Sometimes it seems like all educators are talking about is assessment. Whether it is the state mandated standardized tests or quarterly fluency tests assigned by a particular school, fluency, words read per minute, self-correction, and many other concepts seem to be constantly tested. What is the purpose for all this testing? I think the true purpose is often forgotten. Assessment is for teachers. By assessing their students, teachers are able to gain a better grasp on how they can help their students. Assessment should not be about grading, competition, or leveling students. It should be about recognizing students’ strengths, building upon those strengths, and helping students gain strategies for meaning making and engaging writing. With the current standardized testing and leveling crazes, as teachers, we must ensure that we do not lose sight of the purpose of assessment.

Pat Johnson and Katie Keier take time to discuss assessing students in Catching Readers Before They Fall. Although some take assessment to unnecessary and even harmful extremes, assessment does have an important place in the classroom. Without assessment, teachers would have no way of knowing how to help their students grow in their reading and writing skills. I am using assessment as a broad definition. Having conversations about texts, having students write and draw and act out a text, reading and analyzing students’ free writing, and listening to students read aloud are all forms of assessment. These activities are not always graded strictly, but they do inform teachers of many aspects of students’ learning. Comprehension, reading fluency, recall, writing voice, spelling, and grammar can all be evaluated from these activities without forcing students to sit for hours in a silent room, unable to receive answers to their questions, or try to prove that they are learning and growing.

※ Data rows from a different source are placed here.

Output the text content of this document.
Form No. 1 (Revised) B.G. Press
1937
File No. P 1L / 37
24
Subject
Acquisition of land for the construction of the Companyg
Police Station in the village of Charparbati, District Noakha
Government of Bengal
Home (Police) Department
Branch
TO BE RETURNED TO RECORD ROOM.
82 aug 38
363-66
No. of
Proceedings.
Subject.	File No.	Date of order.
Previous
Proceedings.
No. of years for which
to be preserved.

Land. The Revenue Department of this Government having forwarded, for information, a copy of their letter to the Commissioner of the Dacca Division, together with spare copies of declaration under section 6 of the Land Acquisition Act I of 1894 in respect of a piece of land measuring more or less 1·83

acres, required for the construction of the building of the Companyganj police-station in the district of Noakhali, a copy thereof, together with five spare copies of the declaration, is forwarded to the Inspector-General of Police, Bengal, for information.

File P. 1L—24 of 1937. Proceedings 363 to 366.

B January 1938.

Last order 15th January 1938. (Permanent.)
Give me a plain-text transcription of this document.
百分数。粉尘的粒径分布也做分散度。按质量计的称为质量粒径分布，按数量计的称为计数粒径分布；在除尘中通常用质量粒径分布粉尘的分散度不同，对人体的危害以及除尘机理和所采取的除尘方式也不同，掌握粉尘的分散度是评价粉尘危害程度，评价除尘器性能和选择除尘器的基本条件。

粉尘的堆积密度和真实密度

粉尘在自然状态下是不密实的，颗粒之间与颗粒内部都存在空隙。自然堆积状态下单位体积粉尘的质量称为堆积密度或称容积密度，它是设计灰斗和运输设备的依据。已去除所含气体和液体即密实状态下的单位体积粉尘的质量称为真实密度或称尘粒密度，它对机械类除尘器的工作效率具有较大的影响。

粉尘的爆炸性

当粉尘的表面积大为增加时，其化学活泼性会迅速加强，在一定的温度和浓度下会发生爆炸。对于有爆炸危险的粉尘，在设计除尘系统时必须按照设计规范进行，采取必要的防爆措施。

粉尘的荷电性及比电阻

When teachers assess their students, there is a great deal of information that they receive in a short period of time. To make recording and compiling this information easier so teachers can review and decide the next discussion to have with their students, many assessment forms have been developed. Johnson and Keier provide several excellent forms for teachers to use for easy organization in recording commentary on their students. Some examples are provided below.

Reading conference list

Sample reading conference list
























Sample reading assessment grid

Reading assessment grid











These forms can help teachers see what group mini-lessons may be good topics for group discussion or individual conferences. As teachers, one of our goals should be to help students become excited about learning. One way to destroy this excitement in our students is to level them in a way that degrades the students and targets them at “low” or “high” levels. All students have room for improvement, and charting students’ expertise and areas for improvement can help show areas in which students have had various levels of exposure. Students come from so many backgrounds, so it seems completely reasonable that they would have had different degrees of interaction with literacy and other subjects. Charting transforms this information into a visual representation for teachers and should not be used to say that one child is smarter or more advanced than another. Assessment is critical for teachers to understand what level of understanding their students are at and should be used in a way to help teachers help their students instead of targeting students as “at risk.”